Early arrival: Practical ways you can help the parents of tiny, premmie babies
Writer Elise Cooper spoke to the CEO of Miracle Babies Foundation about the experience of parenting a premature baby – and ways family and friends can help lighten the load.
Emotional rollercoaster
When your baby comes before the due date, the spectrum of new bub emotion is multiplied a thousand times over. The precious preparation time before they arrive is no longer; those weeks relatively to yourself off work, waiting and nesting.
Many new parents can feel robbed of that time, guilty that they feel robbed and not overjoyed that their bub is here, and some even feel a guilt that they weren’t able to carry to full term.
While those feelings aren’t helpful, they’re also quite common amongst parents of pre-term babies.
Make a difference
Kylie Pussell is the CEO of Miracle Babies Foundation. She’s experienced the grief and emotional struggle of a premature birth, and lost babies of her own.
In her work as a counsellor Kylie has seen friends of premmie parents not know how best to help.
Read more about premature babies:
- Everything you need to know about premature babies
- 25 helpful ways to support the family of a premature baby
- My twins were premature but I couldn’t wait to get them out
When bub arrives pre-term, there are some practical things that friends and families can offer to do, outside of the choccies and well wishes cards, that can make a life time of difference to premmie parents.
Listen to Kylie on Kinderling Conversation
Kylie’s main message is to let the parents lead you. Some parents of premmie babies find they just want to be left alone for those first days and weeks of being at home. Others really need a helping hand.
“If you’ve got family and friends around that can help at that time, that’s fantastic. We have some people that like to feel that they’re still doing all that and sometimes that’s part of them processing what they’re going through as well, so it’s really about the parents actually guiding us in the community as to what they need at that time,” Kylie says.
“It’s as simple as offering to help out, but not with a vague ‘let me know if there’s anything I can do’, because as well intentioned as it may be, it’s a phrase that translates to ‘tell me what to do and when to do it’ to a new parent.”
How to help
There are three main ways you can help.
1. Offer to do specific tasks
The reason for doing this is it removes the emotional labour of having to come up with jobs that you can help with.

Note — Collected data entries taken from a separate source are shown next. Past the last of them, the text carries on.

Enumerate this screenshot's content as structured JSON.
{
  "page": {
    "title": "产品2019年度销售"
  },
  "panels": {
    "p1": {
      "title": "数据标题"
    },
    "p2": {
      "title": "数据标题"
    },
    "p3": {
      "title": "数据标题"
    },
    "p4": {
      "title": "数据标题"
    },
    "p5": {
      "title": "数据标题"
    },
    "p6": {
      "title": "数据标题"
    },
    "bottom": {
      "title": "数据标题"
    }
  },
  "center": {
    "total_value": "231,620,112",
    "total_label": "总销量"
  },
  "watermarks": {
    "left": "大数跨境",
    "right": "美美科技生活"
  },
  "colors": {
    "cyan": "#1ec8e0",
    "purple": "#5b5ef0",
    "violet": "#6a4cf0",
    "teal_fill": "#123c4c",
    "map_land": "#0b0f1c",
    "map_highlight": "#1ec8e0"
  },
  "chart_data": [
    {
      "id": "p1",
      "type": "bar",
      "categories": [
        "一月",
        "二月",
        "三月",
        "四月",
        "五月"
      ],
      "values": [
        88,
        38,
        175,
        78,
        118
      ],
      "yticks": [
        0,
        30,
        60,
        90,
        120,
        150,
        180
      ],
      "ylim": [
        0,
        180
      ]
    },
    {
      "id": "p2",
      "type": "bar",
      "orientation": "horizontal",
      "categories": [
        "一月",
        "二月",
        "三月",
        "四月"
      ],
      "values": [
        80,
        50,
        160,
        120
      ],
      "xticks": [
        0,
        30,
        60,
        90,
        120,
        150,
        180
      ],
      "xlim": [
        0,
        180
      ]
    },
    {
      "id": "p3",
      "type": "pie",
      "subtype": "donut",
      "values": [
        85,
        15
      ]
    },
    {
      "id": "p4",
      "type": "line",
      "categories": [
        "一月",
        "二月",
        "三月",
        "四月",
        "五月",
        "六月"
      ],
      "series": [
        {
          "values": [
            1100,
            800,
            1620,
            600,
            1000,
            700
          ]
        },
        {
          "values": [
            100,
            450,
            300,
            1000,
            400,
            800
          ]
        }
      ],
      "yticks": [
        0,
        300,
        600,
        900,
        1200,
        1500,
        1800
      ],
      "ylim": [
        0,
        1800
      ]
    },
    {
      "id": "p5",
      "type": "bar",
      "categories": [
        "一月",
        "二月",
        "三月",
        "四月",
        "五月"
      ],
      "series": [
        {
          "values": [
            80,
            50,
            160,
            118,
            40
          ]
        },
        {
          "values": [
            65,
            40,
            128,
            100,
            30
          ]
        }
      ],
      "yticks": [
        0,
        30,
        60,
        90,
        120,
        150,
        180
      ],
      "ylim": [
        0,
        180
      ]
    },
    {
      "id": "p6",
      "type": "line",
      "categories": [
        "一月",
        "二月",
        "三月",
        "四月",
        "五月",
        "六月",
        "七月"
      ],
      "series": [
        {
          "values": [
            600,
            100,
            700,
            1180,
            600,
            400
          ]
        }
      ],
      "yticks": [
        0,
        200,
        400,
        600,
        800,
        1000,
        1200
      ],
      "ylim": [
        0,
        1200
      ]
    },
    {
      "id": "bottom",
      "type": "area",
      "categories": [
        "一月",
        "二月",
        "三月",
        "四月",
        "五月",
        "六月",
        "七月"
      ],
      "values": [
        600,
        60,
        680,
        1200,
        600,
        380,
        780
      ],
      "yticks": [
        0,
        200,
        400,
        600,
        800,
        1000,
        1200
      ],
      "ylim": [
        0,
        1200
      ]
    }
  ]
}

Kylie explains that there are plenty of little things you can offer to do from the hospital to home.
2. At the hospital
- Substitute a bouquet for magazines
- Bring mum some nice juices for boosting the immune system
- Make a list of good podcasts (like Kinderling Conversation!)
- Buy them an audio book
- Get them a nice scarf – sitting in an air-conditioned NICU all day can get chilly
3. At home
- Put on a load of washing, dry, fold and put away
- Clean the toilet
- Mow the lawn, water plants
- Change the bed sheets
- If this isn’t their first child, offer to babysit or take their other children to the park for an hour or two. Never underestimate the power of a cup of tea with a partner without interruption from a toddler.
- Find some good quality tiny person clothes. Premmie parents often haven’t had time to buy clothes that would fit them once they come home.
Give them space
It’s also important to remember that those first few weeks when families come home aren’t just confronting because of the stalling start they had. When parents come home they’re no longer surrounded by medical staff 24/7 to ask questions to about everything that’s worrying them.
Send up a flare to your friends! Remind them they’re loved. Who knows, they’re probably – in fact, almost definitely – going to be awake breastfeeding, changing, or lamenting the lost few weeks they didn’t get to themselves to watch bad rom-coms and do some hard core nesting.
Even if your friends are the type of parents to not accept help, or they just want to be in their own space, a trusty text message of comfort or a funny video of cats doing adorable things will never go astray.